Vandaag is het zeven jaar geleden dat één van mijn beste vriendinnen is verongelukt. Ik dacht altijd dat dat het ergste was wat me ooit kon overkomen, maar de grote verlamming en verdriet bleven uit. Ik heb me daar best schuldig over gevoeld, maar de realiteit was dat in die tijd mijn hart op slot zat. Ik was in mijn mannelijke ik-los-alles-op-en-voel-niets-vibe, maar daar werd mijn leven niet beter van. De afgelopen zeven jaar ben ik op zoek gegaan en dacht het in levensbeschouwelijke cursussen, boeken of bij therapeuten te vinden. Ik moest en zou mezelf fixen zodat ik nog lang en gelukkig zou leven met de ideale relatie, de perfecte job in het perfecte land. Maar die cursussen, boeken en guru’s hebben me net getoond dat het zo niet werkt.
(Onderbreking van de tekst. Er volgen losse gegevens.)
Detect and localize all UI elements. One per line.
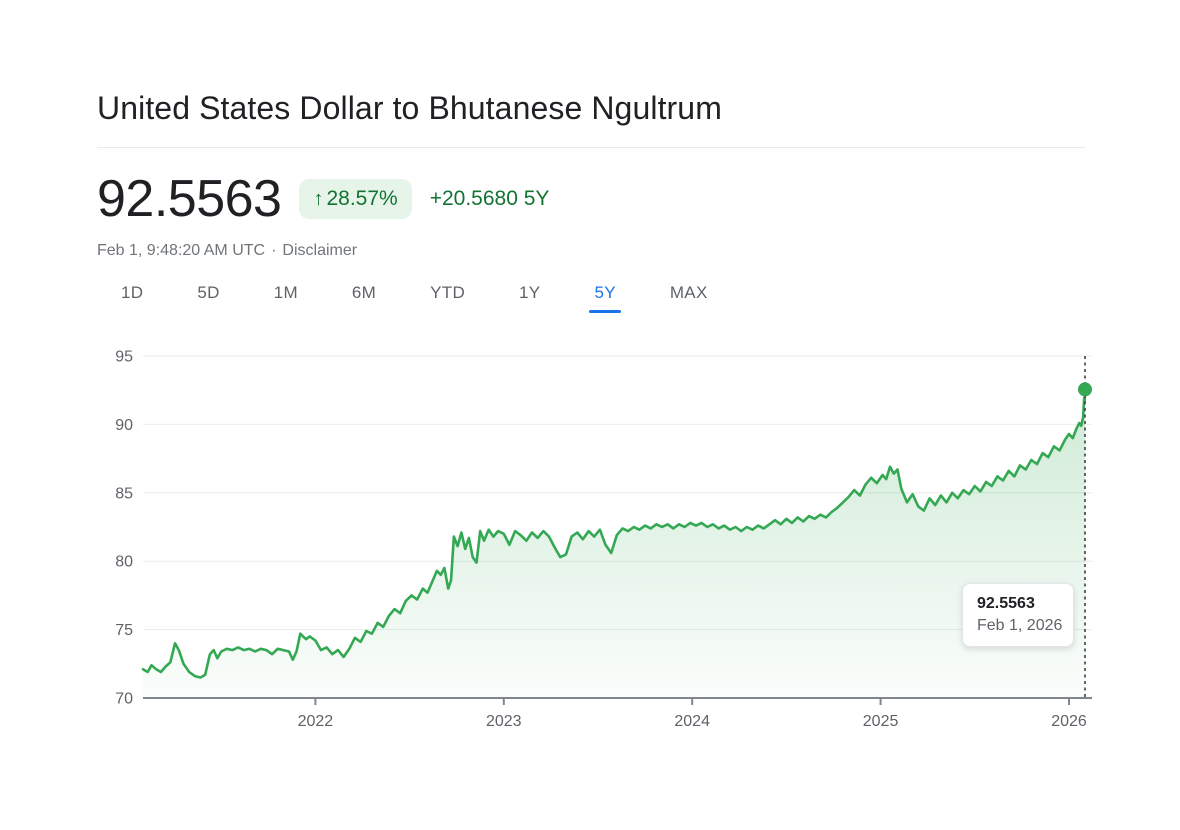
disclaimer-link[interactable]: Disclaimer	[282, 242, 358, 259]
page-title: United States Dollar to Bhutanese Ngultr…	[97, 90, 722, 126]
x-tick-label: 2025	[863, 713, 899, 730]
timestamp: Feb 1, 9:48:20 AM UTC	[97, 242, 266, 259]
chart-tooltip: 92.5563 Feb 1, 2026	[962, 583, 1074, 647]
tab-1y[interactable]: 1Y	[517, 281, 542, 305]
price-line	[141, 388, 1087, 679]
header-divider	[97, 147, 1085, 148]
range-tabs: 1D 5D 1M 6M YTD 1Y 5Y MAX	[119, 281, 710, 313]
quote-meta: Feb 1, 9:48:20 AM UTC · Disclaimer	[97, 242, 357, 260]
price-chart[interactable]: 70 75 80 85 90 95 2022 2023 2024 2025 2026	[100, 340, 1100, 740]
meta-separator: ·	[271, 242, 277, 259]
tooltip-date: Feb 1, 2026	[977, 617, 1063, 634]
x-tick-label: 2023	[486, 713, 522, 730]
price-area	[143, 389, 1085, 698]
tab-6m[interactable]: 6M	[350, 281, 378, 305]
tooltip-value: 92.5563	[977, 595, 1035, 612]
end-point-dot	[1078, 382, 1092, 397]
tab-1d[interactable]: 1D	[119, 281, 145, 305]
y-tick-label: 70	[115, 691, 133, 708]
tab-1m[interactable]: 1M	[272, 281, 300, 305]
current-price: 92.5563	[97, 170, 282, 228]
change-percent-badge: ↑ 28.57%	[299, 179, 412, 219]
quote-summary: 92.5563 ↑ 28.57% +20.5680 5Y	[97, 171, 549, 227]
tab-5d[interactable]: 5D	[195, 281, 221, 305]
change-absolute: +20.5680 5Y	[429, 187, 550, 210]
y-tick-label: 80	[115, 554, 133, 571]
y-tick-label: 85	[115, 485, 133, 502]
tab-5y[interactable]: 5Y	[589, 281, 622, 313]
x-tick-label: 2022	[298, 713, 334, 730]
up-arrow-icon: ↑	[313, 188, 324, 210]
y-tick-label: 90	[115, 417, 133, 434]
y-tick-label: 75	[115, 622, 133, 639]
change-percent: 28.57%	[326, 187, 398, 210]
tab-max[interactable]: MAX	[668, 281, 710, 305]
tab-ytd[interactable]: YTD	[428, 281, 467, 305]
x-tick-label: 2026	[1051, 713, 1087, 730]
y-tick-label: 95	[115, 349, 133, 366]
x-tick-label: 2024	[674, 713, 710, 730]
Ik heb al die tijd geprobeerd verdriet te vermijden, maar heb daardoor ook veel gemist en dat is helemaal geen leven. De enige manier voor mij om te leven is met een open hart zonder zwembandjes. Terugtrekken is geen optie. Ik ben nog altijd panisch bij de gedachte dat ik een groot verdriet zou moeten verwerken, maar beter de golf van emotie laten komen dan ze met alle macht proberen terug te rammen in mijn lijf. Als er dan toch iets is wat de dood van Lydia me heeft geleerd, is het dat ik niet meer bang wil zijn van het leven, of me toch niet wil laten leiden door angst. En daar ben ik heel dankbaar voor.
Knap hoe jij een dergelijk pittig onderwerp in slechts enkele zinnen treffend en prettig leesbaar kan verwoorden. Echt “leven” betekent inderdaad “echt” voelen. Met alles erop en eraan.